Além dos jornalistas aqui em serviço, outros portugueses assistiram a esta cerimónia – o Presidente da República (ostentando a banda das três ordens) e a primeira dama (sobriamente vestida de cinzento), o ministro José Sócrates (em representação do primeiro-ministro e sentado ao lado da ministra da Cultura sueca), todos na primeira fila da plateia; mais atrás, Pilar, a mulher de José Saramago (vestido branco, rosa vermelha e leque nas mãos), a filha do nosso laureado, Violante, ao lado do casal Zeferino Coelho (o editor mais feliz do mundo), e também Maria Alzira Seixo e Baptista-Bastos.

Todos eles devem ter reparado que José Saramago era o único dos nove laureados que ostentava uma condecoração – as insígnias do grande colar da Ordem de Sant’Iago da Espada. Mas talvez não tenham visto os sapatos de verniz, impacientes, a marcar o ritmo de uma ou de outra melodia…

Como é da praxe destas cerimónias, o presidente da Fundação Nobel, prof. Benet Samuelsson, abriu a série de discurso, salientando que os laureados deram 'excepcionais contribuições em muitos campos importantes' e que, ontem mesmo, em Oslo, o Nobel da Paz tinha sido entregue a John Hume e a David Trimble pela sua contribuição para a solução do conflito na Irlanda do Norte.
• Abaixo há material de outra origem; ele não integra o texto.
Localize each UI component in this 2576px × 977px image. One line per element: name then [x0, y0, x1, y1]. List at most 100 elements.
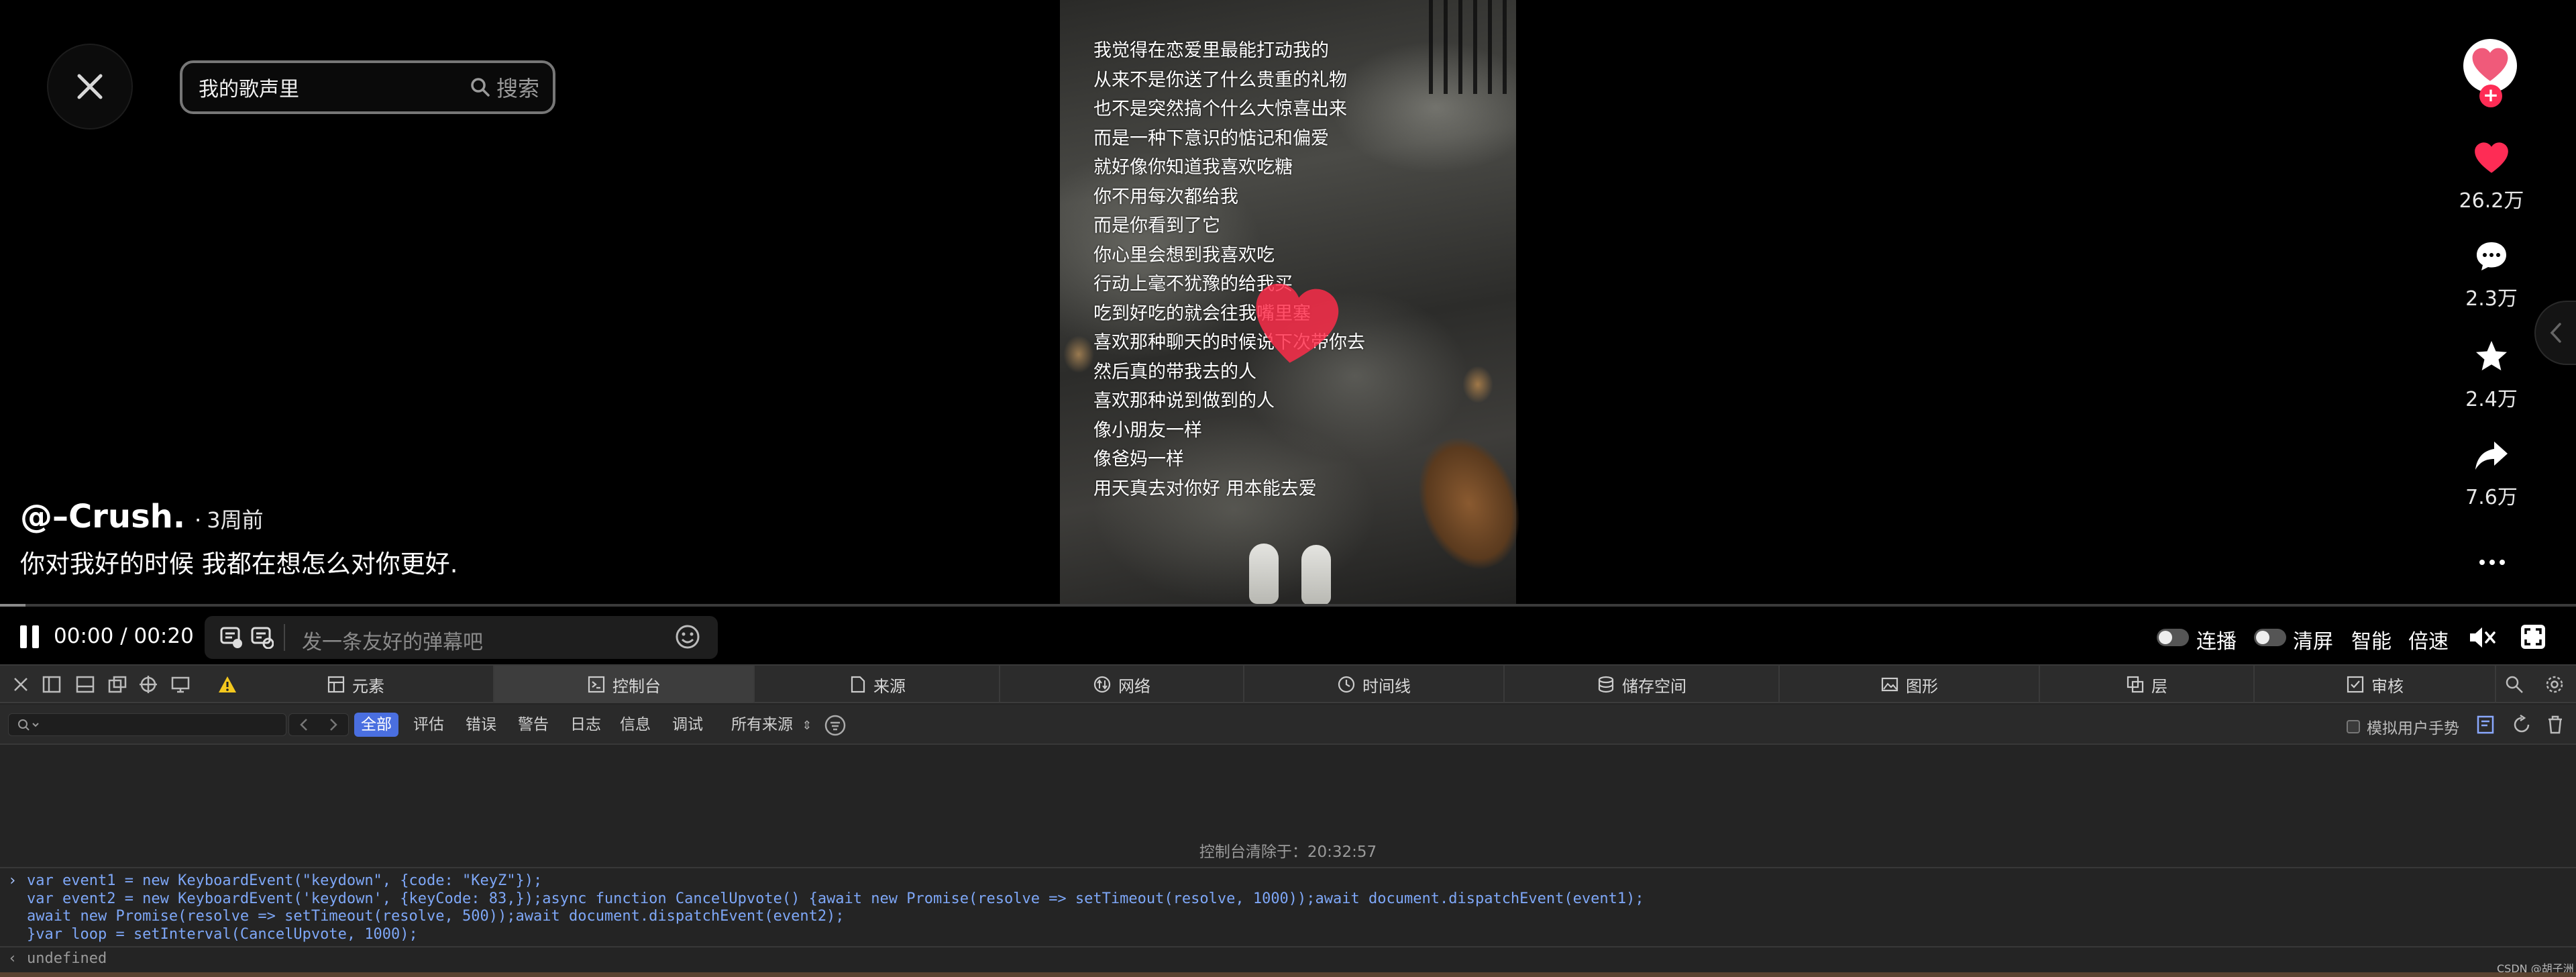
smart-quality-button[interactable]: 智能	[2351, 625, 2392, 654]
log-level-filter[interactable]: 日志	[564, 713, 608, 737]
video-leaf	[1462, 366, 1493, 403]
search-button[interactable]: 搜索	[470, 68, 539, 106]
like-button[interactable]: 26.2万	[2445, 141, 2538, 213]
lyric-line: 你不用每次都给我	[1093, 186, 1238, 207]
danmaku-toggle-icon[interactable]	[220, 626, 243, 649]
network-icon	[1093, 676, 1111, 693]
devtools-tab-graphics[interactable]: 图形	[1780, 666, 2040, 703]
dock-left-icon[interactable]	[42, 674, 62, 695]
danmaku-settings-icon[interactable]	[251, 626, 274, 649]
search-input[interactable]: 我的歌声里	[199, 72, 299, 102]
floating-heart-icon	[1256, 283, 1339, 363]
preserve-log-icon[interactable]	[2511, 714, 2532, 735]
detach-window-icon[interactable]	[107, 674, 127, 695]
sources-icon	[851, 676, 865, 693]
lyric-line: 从来不是你送了什么贵重的礼物	[1093, 69, 1347, 91]
more-dot-icon	[2489, 560, 2495, 565]
emoji-icon[interactable]	[674, 623, 701, 650]
log-level-filter[interactable]: 调试	[665, 713, 710, 737]
result-arrow-icon: ‹	[8, 950, 17, 967]
elements-icon	[327, 676, 345, 693]
console-filter-input[interactable]	[8, 713, 286, 736]
filter-options-icon[interactable]	[824, 714, 847, 737]
command-line: await new Promise(resolve => setTimeout(…	[27, 908, 845, 925]
share-button[interactable]: 7.6万	[2445, 440, 2538, 510]
clear-console-trash-icon[interactable]	[2544, 714, 2566, 735]
lyric-line: 而是你看到了它	[1093, 215, 1220, 236]
history-forward-icon[interactable]	[328, 717, 339, 732]
more-dot-icon	[2479, 560, 2485, 565]
log-level-filter[interactable]: 信息	[613, 713, 657, 737]
lyrics-overlay: 我觉得在恋爱里最能打动我的 从来不是你送了什么贵重的礼物 也不是突然搞个什么大惊喜出…	[1093, 36, 1365, 503]
star-icon	[2476, 341, 2507, 370]
volume-muted-icon[interactable]	[2469, 625, 2496, 650]
playback-speed-button[interactable]: 倍速	[2408, 625, 2449, 654]
lyric-line: 你心里会想到我喜欢吃	[1093, 244, 1275, 266]
dock-bottom-icon[interactable]	[75, 674, 95, 695]
danmaku-input[interactable]: 发一条友好的弹幕吧	[302, 625, 483, 655]
devtools-tab-timeline[interactable]: 时间线	[1244, 666, 1505, 703]
device-preview-icon[interactable]	[170, 674, 191, 695]
author-name[interactable]: @–Crush.	[20, 498, 185, 535]
devtools-tab-label: 控制台	[612, 676, 661, 696]
comment-icon	[2477, 242, 2506, 270]
avatar-heart-icon	[2472, 48, 2508, 81]
follow-button[interactable]: +	[2479, 85, 2502, 107]
like-count: 26.2万	[2459, 189, 2524, 213]
lyric-line: 用天真去对你好 用本能去爱	[1093, 478, 1317, 499]
lyric-line: 我觉得在恋爱里最能打动我的	[1093, 40, 1329, 61]
devtools-settings-gear-icon[interactable]	[2544, 674, 2565, 695]
log-level-filter[interactable]: 评估	[407, 713, 451, 737]
devtools-tab-label: 元素	[352, 676, 384, 696]
simulate-gesture-option[interactable]: 模拟用户手势	[2347, 715, 2459, 738]
heart-icon	[2475, 142, 2508, 173]
post-time: 3周前	[207, 507, 264, 533]
close-button[interactable]	[47, 44, 133, 130]
time-display: 00:00 / 00:20	[54, 624, 194, 648]
comment-button[interactable]: 2.3万	[2445, 240, 2538, 311]
autoplay-label: 连播	[2196, 630, 2237, 654]
devtools-tab-network[interactable]: 网络	[1000, 666, 1244, 703]
log-level-filter[interactable]: 全部	[354, 713, 398, 737]
console-command[interactable]: var event1 = new KeyboardEvent("keydown"…	[27, 872, 1644, 943]
more-button[interactable]	[2469, 550, 2516, 574]
source-select[interactable]: 所有来源 ⇕	[731, 713, 812, 738]
devtools-tab-console[interactable]: 控制台	[494, 666, 755, 703]
favorite-button[interactable]: 2.4万	[2445, 340, 2538, 412]
devtools-tab-sources[interactable]: 来源	[755, 666, 1000, 703]
history-nav	[288, 713, 349, 736]
search-button-label: 搜索	[496, 76, 540, 101]
console-result: undefined	[27, 950, 107, 967]
command-line: var event2 = new KeyboardEvent('keydown'…	[27, 890, 1644, 907]
history-back-icon[interactable]	[299, 717, 309, 732]
author-line: @–Crush. · 3周前	[20, 498, 264, 535]
pause-icon	[20, 625, 27, 648]
video-shoe	[1301, 545, 1331, 605]
close-devtools-icon[interactable]	[11, 674, 31, 695]
simulate-gesture-label: 模拟用户手势	[2367, 720, 2459, 737]
more-dot-icon	[2500, 560, 2505, 565]
log-level-filter[interactable]: 错误	[459, 713, 503, 737]
simulate-gesture-checkbox[interactable]	[2347, 720, 2360, 733]
clean-screen-toggle[interactable]	[2254, 629, 2286, 646]
console-snippet-icon[interactable]	[2475, 714, 2497, 735]
log-level-filter[interactable]: 警告	[511, 713, 555, 737]
lyric-line: 喜欢那种说到做到的人	[1093, 391, 1275, 411]
graphics-icon	[1881, 677, 1898, 692]
audit-icon	[2347, 676, 2364, 693]
autoplay-toggle[interactable]	[2157, 629, 2189, 646]
devtools-tab-elements[interactable]: 元素	[218, 666, 494, 703]
pause-button[interactable]	[20, 625, 43, 648]
lyric-line: 像爸妈一样	[1093, 449, 1184, 470]
devtools-tab-storage[interactable]: 储存空间	[1505, 666, 1780, 703]
video-leaf	[1063, 336, 1094, 373]
chevron-left-icon	[2550, 323, 2561, 343]
devtools-tab-layers[interactable]: 层	[2040, 666, 2255, 703]
fullscreen-icon[interactable]	[2520, 624, 2546, 650]
devtools-search-icon[interactable]	[2504, 674, 2524, 695]
pause-icon	[32, 625, 39, 648]
lyric-line: 也不是突然搞个什么大惊喜出来	[1093, 99, 1347, 119]
devtools-tab-audit[interactable]: 审核	[2255, 666, 2496, 703]
filter-search-icon	[18, 719, 39, 731]
inspect-element-icon[interactable]	[138, 674, 158, 695]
Recordou, depois, que Alfred Nobel, ao desejar promover actividades que iriam beneficiar a humanidade, seleccionou três campos científicos (física, química e medicina), mas também a literatura e os esforços na promoção da paz. 'Muitos se perguntaram por que razão Nobel combinou literatura e ciência. Seria devido ao seu grande interesse pela literatura, bem documentado em muitos aspectos, ou porque percebesse a importância da literatura na capacidade das pessoas para se compreenderem a si mesmas e ao mundo à sua volta?'

No ano de 2001, o centésimo aniversário dos Prémios Nobel será assinalado com uma exposição do centenário, com uma focagem especial no conceito de criatividade, exemplificada pelos Nobel atribuídos durante esses cem anos. E se Isaac Newton pensava que tinha visto mais longe apenas porque se alçara aos ombros de gigantes, ao escolher os laureados deste ano foram identificados os 'gigantes' aos ombros dos quais se levantará a próxima geração de pioneiros.

As câmaras de TV também não mostraram a manifestação de iranianos, cá fora, à saída da sala de concertos, com archotes, palavras de ordem e cartazes onde se podia ler 'Parem as execuções e torturas no Irão', 'Condenamos o terrorismo do estado no Irão'.

Era a 'deixa' ideal para o tom do discurso de Saramago, algumas horas depois, no banquete em honra dos laureados.